L'umorismo nero, caratteristica peculiare dell'anima bosniaca, pervade e disegna “Il funerale di zia Stana” di Slađana Nina Perković: un romanzo in cui si ride e sorride fin dall'inizio, ma scava nella psicologia collettiva di un popolo segnato da numerose tragedie
L’ironia, l’umorismo, compreso quello nero, è una caratteristica del popolo bosniaco che, avendone subite fin troppe, coltiva un gusto leggero per affrontare le difficoltà della vita.
Molto deriva dalla visione fatalista che li anima, dando valore più che a un futuro, dato nelle mani di Dio, al presente, magari liquidandolo con una battuta. O alleggerendolo con una risata.
Ricordo l’ultima volta che sono stato a Sarajevo: mi volevo gustare un piatto di ćevapčići, accompagnati da un buon calice di rosso, ed entro in un locale tra i migliori in questa specialità con queste intenzioni, ma il ristoratore allarga le braccia e mi dice che non vendono alcolici. Io digrigno bonariamente la bocca, e sto per andare via, ma lui, subito, per venirmi incontro mi fa: ti posso però dare una birra. Accetto, e poco dopo, in attesa dei ćevapi, sorridendo sotto i baffi mi porta la birra, con una parte dell’etichetta strappata. Lo guardo sospettoso e ride. “Hai strappato l’etichetta dov’era scritto che era analcolica” gli dico e mi metto a ridere con lui. Be’, poi siamo diventati amici.
Ho pensato a questo episodio leggendo il romanzo “Il funerale di zia Stana” della bosniaca Slađana Nina Perković, edito in Italia dalla Voland nella traduzione di Marijana Pulijć e a cura di Silvio Ferrari.
Diciamo subito: si ride e sorride sin dall’inizio, pur non essendo un romanzo comico, bensì attraversato da un umorismo, a tratti inevitabilmente nero, trattandosi di un funerale, in cui a far emergere l’ilarità è la nuda verità che giace nel sub-limine di certe cerimonie dove il dolore di qualcuno, quando è reale, si mescola ad atteggiamenti più che sentiti veramente, di circostanza, spesso per questo rimossi dalla coscienza per una sorta di decoro ai nostri stessi occhi.
Nel funerale di zia Stana è già ridicolo, nella sua tragicità, come la donna è morta, cioè per un osso di pollo andato per traverso. La circostanza della disgrazia viene ripetuta più volte, proprio a sottolinearne la stranezza e, insieme, l’improvvisazione che sollecita i preparativi dei parenti per i funerali. A raccontarli un io narrante, che è la nipote di zia Stana, una giovane trentenne, la cui unica passione sembrano essere le serie gialle televisive sulle quali programma le sue giornate.

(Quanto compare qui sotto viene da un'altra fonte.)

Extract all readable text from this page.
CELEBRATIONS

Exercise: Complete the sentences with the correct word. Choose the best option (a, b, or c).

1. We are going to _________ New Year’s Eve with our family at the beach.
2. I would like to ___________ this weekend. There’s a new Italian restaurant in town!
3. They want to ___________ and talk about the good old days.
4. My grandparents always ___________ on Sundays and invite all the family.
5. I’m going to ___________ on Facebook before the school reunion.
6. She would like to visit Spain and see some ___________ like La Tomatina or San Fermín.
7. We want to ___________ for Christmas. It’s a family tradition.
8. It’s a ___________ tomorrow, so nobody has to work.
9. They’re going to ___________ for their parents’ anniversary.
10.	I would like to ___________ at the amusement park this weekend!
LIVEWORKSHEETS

E proprio per non mancare a una puntata di una di queste rinuncerebbe volentieri a partecipare al funerale, per altro in un paese fuori città, dove la zia viveva. Ma la madre, per convenienza sociale, la spinge ad andare, anche se i suoi rapporti con zia Stana si erano guastati nel tempo, obbligandola anche a vestirsi al meglio, indossando dei pantaloni neri che le stavano un po’ grandi, ma apparivano eleganti.
Invano la giovane protesta per andarci, chiede alla madre perché non ci va lei o il padre, che è il nipote diretto di zia Stana, ma entrambi accampano scuse di lavori da fare in casa. Tra l’altro la giovane ci dovrà andare in macchina con il cugino che ha una guida un po’ troppo disinvolta, di cui non si fida molto.
Sia i dialoghi con i genitori e le loro caratterizzazioni, così come i commenti in sottofondo che la protagonista esprime, così come poi il viaggio in macchina con il cugino lungo una strada non proprio sicura sono raccontati con una vivacità comica che proseguirà per il resto del romanzo e che si esalterà con l’arrivo dei diversi congiunti. Ben presto si scopre che tutti in realtà, più che addolorati, sono interessati al rischio che salti l’affare che si era presentato con la vendita della casa in cui abitava zia Stana e il terreno circostante.
In questa “verità” che spesso soggiace alla morte di qualcuno e che aleggia intorno al suo funerale se l’eredità fa gola a molti, si inserisce il tentato suicidio del vecchio vedovo e altre situazioni che, indirettamente, offrono uno spaccato e della psicologia umana e della società bosniaca uscita dalla guerra interetnica che, come ben scrive Marijana Puljić nella postfazione al romanzo “spaziano dalla corruzione dello stato alla falsa religiosità, dall’egoismo all’avidità, dalla famiglia disfunzionale all’inettitudine degli operatori sanitari, alla mancanza di empatia e solidarietà” in cui “è costante sullo sfondo il motivo della guerra, che ha segnato le vite dei protagonisti e diviso le esistenze in un prima e in un dopo”.